Los serafines son, de acuerdo a teología cristiana, el primero de los nueve coros o tipos de “espíritus bienaventurados” de la jerarquía angelical cristiana. Pertenecen al orden más alto de la jerarquía más elevada, junto con querubines y tronos, ya que no están hechos a imagen y semejanza de Dios, sino que son parte o esencia de Él, como “hijos” o “parte” suya. Según la biblia, el profeta Isaías vio serafines durante una visión.

Saraph es el término #8314 en el Diccionario Hebreo Strong’s y significa “ser ardiente”, o simplemente “ser de fuego”.

Rodean el trono de Dios y están en constante alabanza cantando el trisagio hebreo «Kadosh, Kadosh, Kadosh» («Santo, Santo, Santo es el Señor de las Huestes, la tierra está llena de su Gloria».[1]

Según cita J.S Rottner en su Libro de los Ángeles: “Los regentes de los serafines son Serafiel o Serafín, Jahoel, Metatrón, Miguel y Lucifer antes de la caída.”

Los serafines se caracterizan por el ardor y la pureza con que aman las cosas divinas y por elevar a Dios a los espíritus de menor jerarquía. Se les conoce como “las flameantes llamas del rayo”, “rayos de fuego del amor” o, simplemente, “Llamas ardientes”. Cantan sin cesar la música de las esferas, regulan el movimiento de los cielos y son la vibración primordial del amor.

Los serafines son seres que pueden ser vistos solo por quienes son “elevados” a una dimensión superior, es decir, un estado en el que el cielo “se abre para ellos” (Ezequiel 1:1; Ap 4:1,2; 19:11).

En los contados casos en que eso ocurre, la descripción zoomórfica que se hace de esos “ministros” de Dios [serafines (semejantes a animales con seis alas —Isaías 6:2—), querubines (semejantes a animales con cuatro alas —Ez 1:6—), o arcángeles (seres en forma de antorchas —Ap 1:4; 4:5—)] es representativa de las diferentes funciones que esos seres celestiales cumplen ante el Creador.

Los gnósticos refieren que fueron los serafines en su forma de elohines o llamas quienes destruyeron Sodoma y Gomorra, bombardeando la ciudad con bolas de fuego, y son mencionados por primera vez en Hebreos, uno de los libros más antiguos del Nuevo Testamento.
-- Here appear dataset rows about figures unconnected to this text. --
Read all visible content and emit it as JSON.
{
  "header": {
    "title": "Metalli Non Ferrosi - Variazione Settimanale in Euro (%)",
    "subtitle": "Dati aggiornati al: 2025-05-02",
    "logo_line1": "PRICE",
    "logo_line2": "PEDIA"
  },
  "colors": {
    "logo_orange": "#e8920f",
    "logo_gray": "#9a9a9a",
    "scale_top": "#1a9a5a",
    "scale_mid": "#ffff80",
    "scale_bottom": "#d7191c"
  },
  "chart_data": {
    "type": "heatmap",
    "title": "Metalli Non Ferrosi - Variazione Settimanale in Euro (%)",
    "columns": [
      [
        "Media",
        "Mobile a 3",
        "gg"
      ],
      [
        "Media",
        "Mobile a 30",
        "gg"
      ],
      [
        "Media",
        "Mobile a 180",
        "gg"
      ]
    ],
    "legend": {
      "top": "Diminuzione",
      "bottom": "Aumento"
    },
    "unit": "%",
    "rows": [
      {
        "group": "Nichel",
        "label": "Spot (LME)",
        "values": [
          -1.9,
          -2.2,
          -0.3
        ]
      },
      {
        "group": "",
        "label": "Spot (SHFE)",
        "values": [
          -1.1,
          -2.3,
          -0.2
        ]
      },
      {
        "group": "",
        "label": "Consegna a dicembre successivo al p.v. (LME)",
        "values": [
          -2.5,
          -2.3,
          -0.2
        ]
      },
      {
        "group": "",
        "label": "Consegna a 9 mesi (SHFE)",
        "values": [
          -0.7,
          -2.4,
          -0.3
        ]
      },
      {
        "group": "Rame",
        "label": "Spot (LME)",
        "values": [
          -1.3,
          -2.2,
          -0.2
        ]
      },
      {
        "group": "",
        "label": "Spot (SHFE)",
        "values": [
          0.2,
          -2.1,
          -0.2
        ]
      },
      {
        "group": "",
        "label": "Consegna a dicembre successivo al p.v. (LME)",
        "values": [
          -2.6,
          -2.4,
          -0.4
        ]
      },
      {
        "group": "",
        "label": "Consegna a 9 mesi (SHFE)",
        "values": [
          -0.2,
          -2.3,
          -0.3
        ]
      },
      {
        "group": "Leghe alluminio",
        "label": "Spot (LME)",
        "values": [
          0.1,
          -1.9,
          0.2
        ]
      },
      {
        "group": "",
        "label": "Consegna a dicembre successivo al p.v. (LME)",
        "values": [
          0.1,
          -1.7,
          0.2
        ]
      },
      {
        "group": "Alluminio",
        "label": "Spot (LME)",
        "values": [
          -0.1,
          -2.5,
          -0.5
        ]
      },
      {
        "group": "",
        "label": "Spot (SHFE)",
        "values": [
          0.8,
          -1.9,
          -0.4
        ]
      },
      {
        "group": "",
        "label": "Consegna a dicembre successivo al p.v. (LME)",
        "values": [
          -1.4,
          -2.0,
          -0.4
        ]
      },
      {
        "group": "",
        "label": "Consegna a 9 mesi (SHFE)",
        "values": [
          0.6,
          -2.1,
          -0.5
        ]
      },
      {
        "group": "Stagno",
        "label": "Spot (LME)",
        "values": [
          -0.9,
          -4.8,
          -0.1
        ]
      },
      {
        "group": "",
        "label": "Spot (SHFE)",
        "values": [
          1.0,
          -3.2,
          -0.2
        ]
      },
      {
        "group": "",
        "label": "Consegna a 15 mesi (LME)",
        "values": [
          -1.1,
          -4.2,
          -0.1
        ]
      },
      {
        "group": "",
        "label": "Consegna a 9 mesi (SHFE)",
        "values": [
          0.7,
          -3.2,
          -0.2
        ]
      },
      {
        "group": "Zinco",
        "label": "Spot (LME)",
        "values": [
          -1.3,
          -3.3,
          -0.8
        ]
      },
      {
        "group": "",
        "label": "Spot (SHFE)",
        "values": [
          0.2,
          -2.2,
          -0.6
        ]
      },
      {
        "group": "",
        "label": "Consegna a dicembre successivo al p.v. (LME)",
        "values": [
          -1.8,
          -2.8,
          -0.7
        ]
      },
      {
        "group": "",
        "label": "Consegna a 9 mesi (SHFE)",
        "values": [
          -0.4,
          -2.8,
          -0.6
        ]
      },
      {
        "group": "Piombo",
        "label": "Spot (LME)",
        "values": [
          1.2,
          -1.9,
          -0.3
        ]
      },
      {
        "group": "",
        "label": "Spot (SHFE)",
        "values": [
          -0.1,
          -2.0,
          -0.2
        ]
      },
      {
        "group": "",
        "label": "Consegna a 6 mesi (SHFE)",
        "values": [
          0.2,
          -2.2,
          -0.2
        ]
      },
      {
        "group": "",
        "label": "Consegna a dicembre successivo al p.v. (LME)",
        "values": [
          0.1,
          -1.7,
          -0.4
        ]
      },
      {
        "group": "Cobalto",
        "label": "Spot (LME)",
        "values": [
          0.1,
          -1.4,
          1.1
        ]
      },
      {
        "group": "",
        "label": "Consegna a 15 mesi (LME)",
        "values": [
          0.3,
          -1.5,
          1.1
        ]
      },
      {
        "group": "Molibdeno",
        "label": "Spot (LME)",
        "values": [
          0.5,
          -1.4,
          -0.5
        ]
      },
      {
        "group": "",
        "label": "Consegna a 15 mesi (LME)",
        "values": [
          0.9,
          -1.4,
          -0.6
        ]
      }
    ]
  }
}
La iconografía cristiana representa a los serafines como seres alados, pero con la peculiaridad de poseer tres pares de alas, el primero de los cuales tapa su rostro ya que, al ser los seres más bellos del universo, sólo Dios tiene derecho a contemplarlos. Con el segundo par de alas vuelan y el tercero cubre sus pies, pues simbolizan así la eterna humildad y amor debidos sólo a Dios. En el judaísmo se presentan como serpientes doradas con seis alas que tienen el poder de sanar.